Changes to Advice Grants

Hackney Town Hall

Cllr Caroline Selman, Cabinet Member for Community Safety, Policy and the Voluntary Sector, explains the changes to funding for advice services in the borough, and why this funding has been protected:


Hackney’s advice providers play a critical role in helping some of the most vulnerable people in our borough - from supporting people to access the welfare they are entitled to, to navigating an increasingly complex immigration system to challenging incorrect housing decisions, they both help prevent harm and uphold important rights.

To be effective, it is vitally important that we value, champion and invest in an advice sector that supports our residents and is not afraid to challenge and disagree with us when we get things wrong.

It is why I was proud to stand on the Hackney Mayor’s manifesto in 2018 committing us to continuing to invest in independent legal advice - and why despite responding to significant reductions to our own funding, we have protected our voluntary sector advice budget from cuts, ensuring that we are continuing to invest in this area.

I know our residents greatly value these services too, which is why I can understand the concerns that have been raised about the recent grant allocation decisions relating to Hackney Community Law Centre (HCLC). These concerns have primarily focussed on questions relating to the Advice Review that helped shape the November 2018 Advice Grant Framework and concerns about the future of HCLC. I have sought to provide further detail on both below.

As a Council, we are keenly aware that advice providers are operating in an increasingly challenging environment. Years of austerity, welfare reform, the housing crisis and a hostile immigration environment have increased demand at the same time as increased pressure on funding including through reductions in legal aid and broader public sector cuts.

Against this backdrop, it is crucial that advice providers and the Council work together to respond and adapt. That is why in early 2016 we took the decision to be on the front foot, responding to the concerns being raised with us by local providers, to improve our collective understanding of how together we could better meet the needs of residents - including looking at how we needed to adapt as a Council.

In doing so we took a “whole system” approach - an approach that:

  • Focuses on and listens to the perspective of individual service users to understand what they want and need from advice

  • Considers how actions in one part of the advice system might be driving demand elsewhere in the system, or within an individual provider - for example poor communication in correspondence by the Council leading to people seeking advice or through individuals ending up in the wrong place the first time round

  • Looks to develop a better understanding of access issues or gaps in provision

  • Supports advice providers to work and collaborate together to deliver a single service that:

    • Seeks to resolve people’s issues at the earliest stage

    • Is able to pull in support from other providers with different expertise to support individuals to resolve concerns in the round, without getting lost in a complicated landscape of signposting and gaps

    • Shares and exchanges practice with each other and the Council in order to continue to improve and adapt to emerging trends and learning.
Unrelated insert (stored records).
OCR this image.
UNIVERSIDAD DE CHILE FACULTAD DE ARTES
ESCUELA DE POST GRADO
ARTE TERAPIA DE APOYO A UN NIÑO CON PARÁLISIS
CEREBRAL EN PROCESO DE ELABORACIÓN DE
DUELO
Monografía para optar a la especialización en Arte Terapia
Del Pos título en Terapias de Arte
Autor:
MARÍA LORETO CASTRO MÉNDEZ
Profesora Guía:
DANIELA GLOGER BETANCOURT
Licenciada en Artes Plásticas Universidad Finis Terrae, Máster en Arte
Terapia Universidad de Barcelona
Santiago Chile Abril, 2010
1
Achieving collective change isn’t easy, in particular within a sector of lots of different providers each passionate about achieving the best for their users against a backdrop of often limited capacity. We therefore asked Advice UK ─ a registered charity which acts as a co-ordinating body for independent advice providers in the UK - to support and empower providers and the Council staff to work together on the review.

We were also clear that this needed to be a process of co-production and mutual learning. First through intensive working with three of the larger providers of advice within the Borough, before opening it up in early 2018 to 19 other local providers of advice to ensure that the model was being designed as transparently as possible. This was a process of observing what was going on in their own and others services, understanding the user journey and experience, through a mix of observations, experimenting with new ways of working and group workshops, as captured in updated reports to Cabinet in January 2018, June 2018 and the Integrated Commissioning Board.

This culminated in the design of a new model through workshops in the summer of 2018 and set out in the publicly available framework for grant funding, with an advice provider workshop held in September 2018 to outline the application process and the key tenants of the advice grant framework. Funding was allocated as against that framework by way of an open grants process.

Following that grant allocation process some existing providers, including HCLC, have received a smaller share of grant funding than in previous years. This has led to concerns being raised about the impact on access to legal advice within the borough and for HCLC themselves.

The same portion of advice grant funding has been allocated to providers offering qualified legal advice as in previous years with a wider mix of critical friends that have a record of challenging the Council where needed, alongside providing much needed legal advice.

While grant funding has been allocated to a greater number of providers than in previous years, the fact that HCLC continues to receive the second highest grant allocation of any individual provider reflects their valued role within the advice landscape in Hackney.

However, we also recognise the challenging financial environment in which organisations are operating which is why as part of the original cabinet decision we identified additional funding that could be used for transitional support where appropriate. We have since been listening to the concerns raised by HCLC about the impact on their financial position and are continuing to meet with them to ensure there are no unintended impacts on their ability to continue in their role as a valued part of the advice landscape in Hackney.